Glacier National Park Insects Habitat: Climate Change Threatens Stoneflies


Glacier National Park’s habitat for two rare insects could be saved if a new proposal by the U.S. wildlife officials is accepted. This week, it was revealed that habitats of two rare insects – the stonefly and the meltwater lednian stonefly – are vanishing. The experts believe that climate change is the reason why the insects are in danger.

The meltwater lednian stonefly is a small dark-colored insect that mates throughout the year. There is little information about the species other than the fact they are found in extremely cold glacier-fed streams at high elevations in Glacier Park. Moreover, they might disappear because the glaciers are melting.

In 2011, the insects were placed on the list of “candidate species” under the Endangered Species Act. There are an estimated 3,500 species stoneflies, also known as Plecoptera, in the world. While stoneflies can survive in polluted water, their presence in a stream is an indicator of good or excellent water quality.

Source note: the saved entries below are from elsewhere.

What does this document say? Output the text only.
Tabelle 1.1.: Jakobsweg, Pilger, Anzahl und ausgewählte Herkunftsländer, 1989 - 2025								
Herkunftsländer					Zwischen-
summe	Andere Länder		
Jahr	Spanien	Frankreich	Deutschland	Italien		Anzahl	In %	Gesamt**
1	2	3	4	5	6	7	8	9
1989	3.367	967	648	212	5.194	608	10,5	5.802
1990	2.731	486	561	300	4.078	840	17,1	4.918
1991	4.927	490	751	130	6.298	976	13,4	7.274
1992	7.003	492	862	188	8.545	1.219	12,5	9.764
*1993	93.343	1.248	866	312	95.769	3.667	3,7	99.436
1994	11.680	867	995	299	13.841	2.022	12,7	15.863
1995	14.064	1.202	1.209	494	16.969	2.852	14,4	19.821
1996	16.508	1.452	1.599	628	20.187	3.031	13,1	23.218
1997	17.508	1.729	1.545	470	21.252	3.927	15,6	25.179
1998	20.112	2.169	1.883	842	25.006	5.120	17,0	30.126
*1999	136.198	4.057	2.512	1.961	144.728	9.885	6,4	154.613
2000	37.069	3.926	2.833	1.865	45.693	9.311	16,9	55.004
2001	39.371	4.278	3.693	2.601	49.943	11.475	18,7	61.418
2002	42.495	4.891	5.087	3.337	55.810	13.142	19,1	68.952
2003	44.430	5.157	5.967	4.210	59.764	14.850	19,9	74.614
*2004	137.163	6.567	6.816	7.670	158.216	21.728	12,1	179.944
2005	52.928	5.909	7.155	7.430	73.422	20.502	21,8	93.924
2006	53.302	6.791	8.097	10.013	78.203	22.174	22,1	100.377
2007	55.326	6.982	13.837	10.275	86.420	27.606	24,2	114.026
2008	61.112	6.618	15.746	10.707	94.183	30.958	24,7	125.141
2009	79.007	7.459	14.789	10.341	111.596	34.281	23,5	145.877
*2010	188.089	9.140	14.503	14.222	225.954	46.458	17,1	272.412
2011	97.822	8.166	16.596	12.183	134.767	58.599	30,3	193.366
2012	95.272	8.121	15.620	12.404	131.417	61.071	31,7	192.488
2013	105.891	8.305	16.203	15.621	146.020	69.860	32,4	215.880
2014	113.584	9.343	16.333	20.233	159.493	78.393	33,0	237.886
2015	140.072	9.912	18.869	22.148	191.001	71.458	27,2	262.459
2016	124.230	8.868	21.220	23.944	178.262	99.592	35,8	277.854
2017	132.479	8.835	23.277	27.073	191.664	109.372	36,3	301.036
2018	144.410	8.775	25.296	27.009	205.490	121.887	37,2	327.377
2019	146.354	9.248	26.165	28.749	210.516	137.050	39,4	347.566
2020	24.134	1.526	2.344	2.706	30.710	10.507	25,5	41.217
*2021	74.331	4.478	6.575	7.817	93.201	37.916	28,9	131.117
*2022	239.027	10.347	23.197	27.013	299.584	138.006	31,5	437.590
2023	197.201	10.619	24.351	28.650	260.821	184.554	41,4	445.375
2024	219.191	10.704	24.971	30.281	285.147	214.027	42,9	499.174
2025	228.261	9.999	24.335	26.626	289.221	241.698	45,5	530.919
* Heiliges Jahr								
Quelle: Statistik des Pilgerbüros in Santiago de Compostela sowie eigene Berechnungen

Jonathan “Joe” Giersch, a scientist with the U.S. Geological Survey tracking the stoneflies’ decline, said he believes the Glacier National Park’s glaciers will melt away by 2030. Giersch blamed the warmer temperatures destroying the glaciers on climate change.

Giersch said he projects the same declines in habitat for the meltwater lednian stonefly. The researcher said:

“They’re indicative of the health of the alpine community. The glaciers really are the water towers for the continent. That affects not just the fish but other aquatic species in river and steams, and not just in high alpine areas but down in drainages.”

The U.S. Fish and Wildlife Service stated that in 2017 they will decide on whether or not to add the insects to the government’s list of threatened species.

Meanwhile, scientists have no clear plans on how to preserve the insects. Some biologists have come up with the idea of raising stoneflies in laboratories “and seeding different streams with them.”